Ignoring Training Pipeline Security: Most teams secure the inference endpoint but leave training infrastructure exposed. An attacker who poisons your training data owns your model.
Skipping Model Versioning: "We updated the model" isn't sufficient. Which dataset? Which hyperparameters? Can you reproduce this exact model? Treat models like you treat application releases.
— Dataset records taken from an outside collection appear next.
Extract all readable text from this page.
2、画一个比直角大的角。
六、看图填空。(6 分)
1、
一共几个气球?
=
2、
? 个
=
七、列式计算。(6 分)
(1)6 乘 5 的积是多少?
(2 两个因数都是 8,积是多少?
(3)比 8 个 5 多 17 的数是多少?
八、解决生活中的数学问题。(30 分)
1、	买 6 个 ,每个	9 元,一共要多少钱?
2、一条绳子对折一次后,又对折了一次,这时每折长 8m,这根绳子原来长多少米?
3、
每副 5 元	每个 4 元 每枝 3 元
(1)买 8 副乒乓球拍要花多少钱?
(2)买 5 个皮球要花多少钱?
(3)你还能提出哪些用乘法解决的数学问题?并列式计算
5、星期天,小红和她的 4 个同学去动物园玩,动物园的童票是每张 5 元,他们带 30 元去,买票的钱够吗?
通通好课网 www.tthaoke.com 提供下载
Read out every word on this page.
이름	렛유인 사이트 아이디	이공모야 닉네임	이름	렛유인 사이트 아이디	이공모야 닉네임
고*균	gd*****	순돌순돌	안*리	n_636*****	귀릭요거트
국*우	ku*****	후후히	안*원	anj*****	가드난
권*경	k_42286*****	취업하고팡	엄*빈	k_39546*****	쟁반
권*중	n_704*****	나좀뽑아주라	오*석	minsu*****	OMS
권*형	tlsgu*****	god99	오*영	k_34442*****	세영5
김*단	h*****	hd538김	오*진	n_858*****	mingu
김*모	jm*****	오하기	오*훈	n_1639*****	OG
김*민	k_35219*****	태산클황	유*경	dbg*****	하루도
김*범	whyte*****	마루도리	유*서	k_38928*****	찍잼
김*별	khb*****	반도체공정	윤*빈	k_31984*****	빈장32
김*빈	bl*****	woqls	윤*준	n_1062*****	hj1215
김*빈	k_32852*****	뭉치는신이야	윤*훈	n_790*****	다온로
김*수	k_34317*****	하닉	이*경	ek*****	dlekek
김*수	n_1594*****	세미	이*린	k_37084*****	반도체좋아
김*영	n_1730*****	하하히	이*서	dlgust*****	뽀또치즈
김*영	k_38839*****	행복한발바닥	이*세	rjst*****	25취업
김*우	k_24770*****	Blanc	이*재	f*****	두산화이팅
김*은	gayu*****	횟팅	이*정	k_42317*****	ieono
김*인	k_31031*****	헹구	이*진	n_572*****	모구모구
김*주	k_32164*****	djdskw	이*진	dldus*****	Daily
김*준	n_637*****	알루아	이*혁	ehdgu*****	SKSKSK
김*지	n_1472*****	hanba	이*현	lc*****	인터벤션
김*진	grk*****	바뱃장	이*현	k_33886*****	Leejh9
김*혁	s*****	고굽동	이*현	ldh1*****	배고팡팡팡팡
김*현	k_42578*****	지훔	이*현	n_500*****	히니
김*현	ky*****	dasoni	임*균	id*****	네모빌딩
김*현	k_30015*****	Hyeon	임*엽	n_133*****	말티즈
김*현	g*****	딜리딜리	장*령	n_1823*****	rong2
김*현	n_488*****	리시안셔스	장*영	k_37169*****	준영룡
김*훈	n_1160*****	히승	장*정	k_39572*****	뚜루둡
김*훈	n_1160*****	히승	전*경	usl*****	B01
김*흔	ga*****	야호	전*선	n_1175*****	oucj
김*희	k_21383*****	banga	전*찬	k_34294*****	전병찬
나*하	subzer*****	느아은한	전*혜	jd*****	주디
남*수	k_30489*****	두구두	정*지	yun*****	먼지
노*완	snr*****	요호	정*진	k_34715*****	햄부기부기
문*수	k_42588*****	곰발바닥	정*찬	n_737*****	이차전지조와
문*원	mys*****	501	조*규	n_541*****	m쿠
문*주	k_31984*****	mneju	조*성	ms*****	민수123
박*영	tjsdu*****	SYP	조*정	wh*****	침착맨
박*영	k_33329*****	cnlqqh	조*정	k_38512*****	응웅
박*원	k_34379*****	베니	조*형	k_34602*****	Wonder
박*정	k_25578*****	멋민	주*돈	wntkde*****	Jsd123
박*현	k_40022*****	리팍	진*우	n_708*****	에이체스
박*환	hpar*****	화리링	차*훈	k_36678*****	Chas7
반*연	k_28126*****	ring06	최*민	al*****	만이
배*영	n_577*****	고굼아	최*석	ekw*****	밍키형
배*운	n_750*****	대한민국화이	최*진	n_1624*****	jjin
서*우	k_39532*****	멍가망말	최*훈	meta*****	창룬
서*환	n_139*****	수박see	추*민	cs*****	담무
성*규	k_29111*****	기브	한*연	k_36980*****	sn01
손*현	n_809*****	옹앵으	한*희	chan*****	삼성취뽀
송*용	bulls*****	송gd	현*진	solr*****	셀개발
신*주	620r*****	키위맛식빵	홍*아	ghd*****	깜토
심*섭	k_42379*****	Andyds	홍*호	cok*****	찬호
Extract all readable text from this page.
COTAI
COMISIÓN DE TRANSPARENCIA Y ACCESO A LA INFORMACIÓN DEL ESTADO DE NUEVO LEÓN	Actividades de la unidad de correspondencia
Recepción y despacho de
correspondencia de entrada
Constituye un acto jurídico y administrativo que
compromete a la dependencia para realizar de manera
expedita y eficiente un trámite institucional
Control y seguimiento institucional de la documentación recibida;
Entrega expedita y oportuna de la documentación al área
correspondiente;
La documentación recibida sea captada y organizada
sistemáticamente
Assuming Vendor Models Are Secure: If you're using a third-party LLM API, you still own the security of your prompts, your data handling, and your integration logic. The control overlay applies to your implementation, not just the model provider's infrastructure.
Quick Reference Table
| Control Family | Standard 800-53 Focus | AI-Specific Addition |
|---|---|---|
| Access Control (AC) | User authentication, RBAC | Model access tiers, training data access |
| Audit and Accountability (AU) | System logs, user actions | Model queries, training runs, drift alerts |
| Risk Assessment (RA) | Vulnerability scanning, pen testing | Adversarial robustness testing, bias audits |
| System and Information Integrity (SI) | File integrity, malware detection | Model weight validation, input distribution monitoring |
| Configuration Management (CM) | Change control, baselines | Model versioning, hyperparameter tracking |
| Incident Response (IR) | Breach response, forensics | Model rollback, poisoning investigation |
NIST's workshop feedback process signals they understand that generic AI guidance won't work. Your fraud detection model faces different threats than your code completion tool. Use the time before these overlays are finalized to inventory your AI systems, identify which 800-53 controls need AI-specific interpretation, and build the monitoring infrastructure you'll need. When the formal overlays arrive, you'll be implementing specifics, not starting from scratch.